H-2C. Rep Bob Goodlatte (R-VA) in July 2018 introduced a new version of the H-2C guest worker program in the Agricultural Guestworker (AG) and Legal Workforce Act (HR 6417). As with previous versions, farm and farm-related businesses offering seasonal and year-round jobs could hire up to 450,000 H-2C guest workers, including 40,000 for workers employed in meat and poultry processing.
H-2A and H-2B workers returning to their previous employers would not count against the cap, and the cap could rise if employers requested all 450,000 visas. Since H-2C visas are valid for up to three years, there could be over 1.3 million H-2C guest workers in the US after three years.
After three years of US work, H-2C workers would be required to stay outside the US at least 60 days before re-entry. Currently unauthorized workers must return to their home countries for at least 60 days and re-enter the US legally, but they could have their applications for H-2C visas pre-approved before leaving the US.

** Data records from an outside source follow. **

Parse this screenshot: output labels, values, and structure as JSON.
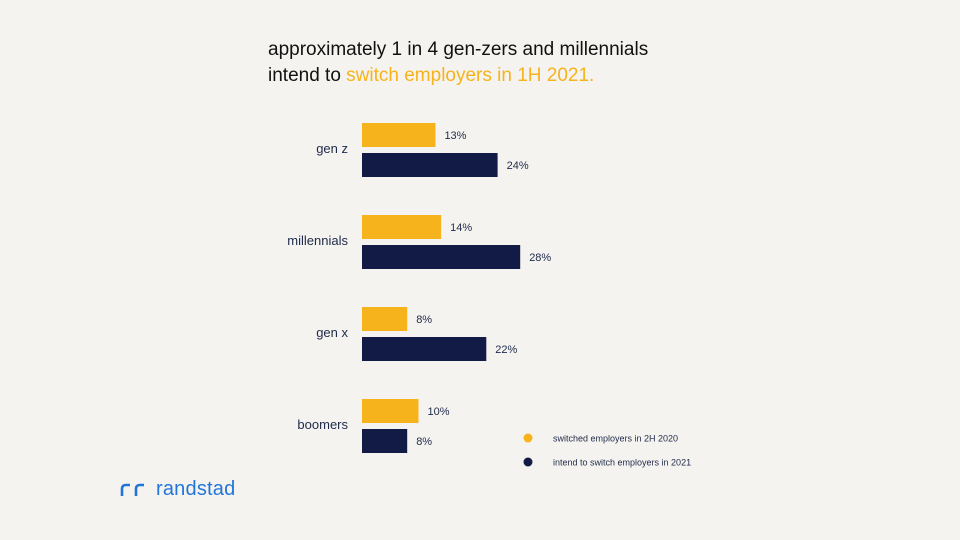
{
  "title": {
    "line1": "approximately 1 in 4 gen-zers and millennials",
    "line2_prefix": "intend to ",
    "line2_highlight": "switch employers in 1H 2021."
  },
  "chart_data": {
    "type": "bar",
    "orientation": "horizontal",
    "categories": [
      "gen z",
      "millennials",
      "gen x",
      "boomers"
    ],
    "series": [
      {
        "name": "switched employers in 2H 2020",
        "values": [
          13,
          14,
          8,
          10
        ],
        "color": "#f7b31b"
      },
      {
        "name": "intend to switch employers in 2021",
        "values": [
          24,
          28,
          22,
          8
        ],
        "color": "#111b45"
      }
    ],
    "value_suffix": "%",
    "legend_position": "bottom-right",
    "xlim": [
      0,
      30
    ]
  },
  "brand": {
    "name": "randstad",
    "color": "#2175d9"
  }
}
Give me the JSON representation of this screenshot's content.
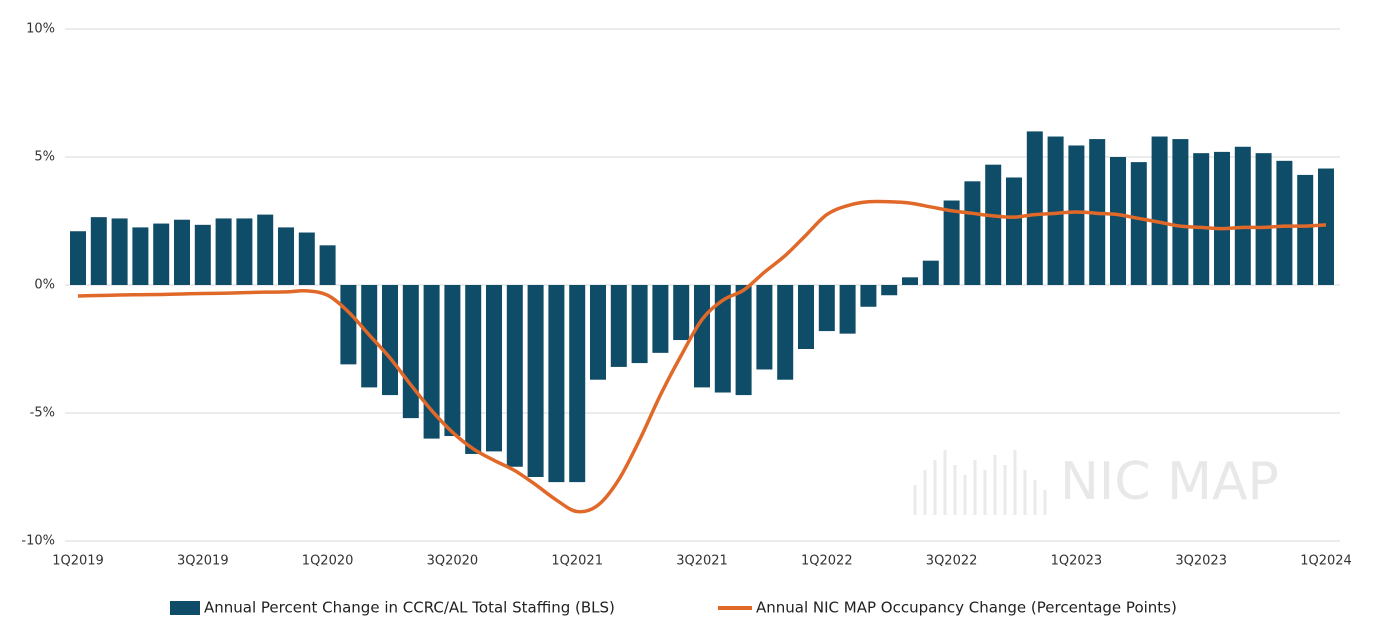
{
  "chart_data": {
    "type": "bar",
    "categories": [
      "1Q2019",
      null,
      null,
      null,
      null,
      null,
      "3Q2019",
      null,
      null,
      null,
      null,
      null,
      "1Q2020",
      null,
      null,
      null,
      null,
      null,
      "3Q2020",
      null,
      null,
      null,
      null,
      null,
      "1Q2021",
      null,
      null,
      null,
      null,
      null,
      "3Q2021",
      null,
      null,
      null,
      null,
      null,
      "1Q2022",
      null,
      null,
      null,
      null,
      null,
      "3Q2022",
      null,
      null,
      null,
      null,
      null,
      "1Q2023",
      null,
      null,
      null,
      null,
      null,
      "3Q2023",
      null,
      null,
      null,
      null,
      null,
      "1Q2024"
    ],
    "series": [
      {
        "name": "Annual Percent Change in CCRC/AL Total Staffing (BLS)",
        "type": "bar",
        "color": "#0f4c68",
        "values": [
          2.1,
          2.65,
          2.6,
          2.25,
          2.4,
          2.55,
          2.35,
          2.6,
          2.6,
          2.75,
          2.25,
          2.05,
          1.55,
          -3.1,
          -4.0,
          -4.3,
          -5.2,
          -6.0,
          -5.9,
          -6.6,
          -6.5,
          -7.1,
          -7.5,
          -7.7,
          -7.7,
          -3.7,
          -3.2,
          -3.05,
          -2.65,
          -2.15,
          -4.0,
          -4.2,
          -4.3,
          -3.3,
          -3.7,
          -2.5,
          -1.8,
          -1.9,
          -0.85,
          -0.4,
          0.3,
          0.95,
          3.3,
          4.05,
          4.7,
          4.2,
          6.0,
          5.8,
          5.45,
          5.7,
          5.0,
          4.8,
          5.8,
          5.7,
          5.15,
          5.2,
          5.4,
          5.15,
          4.85,
          4.3,
          4.55
        ]
      },
      {
        "name": "Annual NIC MAP Occupancy Change (Percentage Points)",
        "type": "line",
        "color": "#e0692a",
        "values": [
          -0.43,
          -0.41,
          -0.39,
          -0.38,
          -0.37,
          -0.35,
          -0.33,
          -0.32,
          -0.3,
          -0.28,
          -0.27,
          -0.23,
          -0.4,
          -1.05,
          -1.95,
          -2.85,
          -3.9,
          -4.9,
          -5.75,
          -6.4,
          -6.85,
          -7.25,
          -7.8,
          -8.4,
          -8.85,
          -8.6,
          -7.6,
          -6.05,
          -4.3,
          -2.75,
          -1.35,
          -0.6,
          -0.2,
          0.5,
          1.15,
          1.95,
          2.75,
          3.1,
          3.25,
          3.25,
          3.2,
          3.05,
          2.9,
          2.8,
          2.7,
          2.65,
          2.75,
          2.8,
          2.85,
          2.8,
          2.75,
          2.6,
          2.45,
          2.3,
          2.25,
          2.2,
          2.25,
          2.25,
          2.3,
          2.3,
          2.35
        ]
      }
    ],
    "ylim": [
      -10,
      10
    ],
    "yticks": [
      {
        "value": 10,
        "label": "10%"
      },
      {
        "value": 5,
        "label": "5%"
      },
      {
        "value": 0,
        "label": "0%"
      },
      {
        "value": -5,
        "label": "-5%"
      },
      {
        "value": -10,
        "label": "-10%"
      }
    ],
    "grid": true,
    "legend": "bottom",
    "watermark": "NIC MAP"
  }
}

Employers of H-2C guest workers would have to pay them at least 115 percent of the federal or state minimum wage but would not have to provide housing or transportation to H-2C workers. H-2C workers could change employers in the US, and employers must report those who leave within 72 hours. Employers are to deposit 10 percent of H-2C wages in a trust fund that workers can receive from US consulates in their country of origin.

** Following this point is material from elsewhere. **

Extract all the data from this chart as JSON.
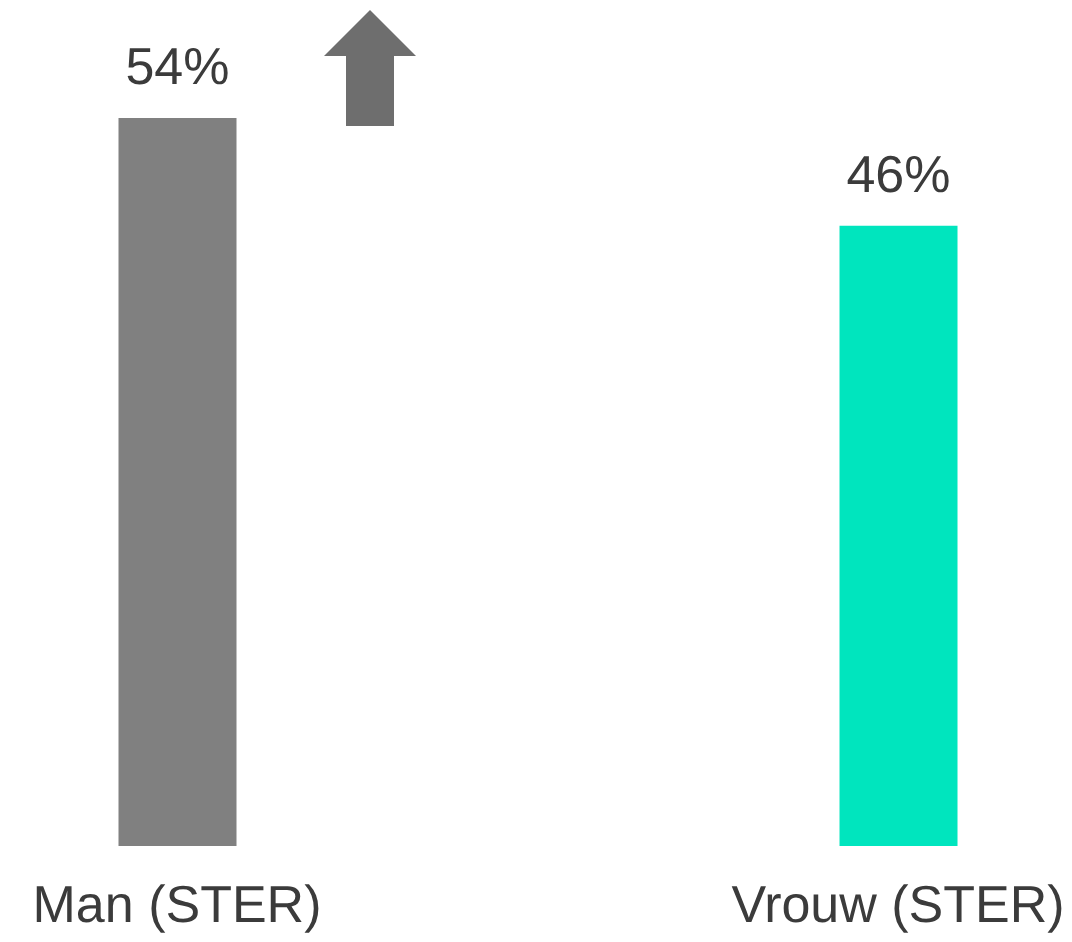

HR 6417 would require all US employers, including those who hire H-2C guest workers, to enroll in E-Verify.
Most national farm associations, including the AFBF, dairy associations and meatpackers, and WAFLA, support HR 6417. The Western Growers Association and many growers who fear that currently unauthorized workers would not leave their spouses in the US and return to their home countries to re-enter as H-2C workers oppose HR 6417, as do most farm worker advocates.
The House took its August recess without voting on a HR 6417; House leaders said that there were not 218 votes to approve the bill.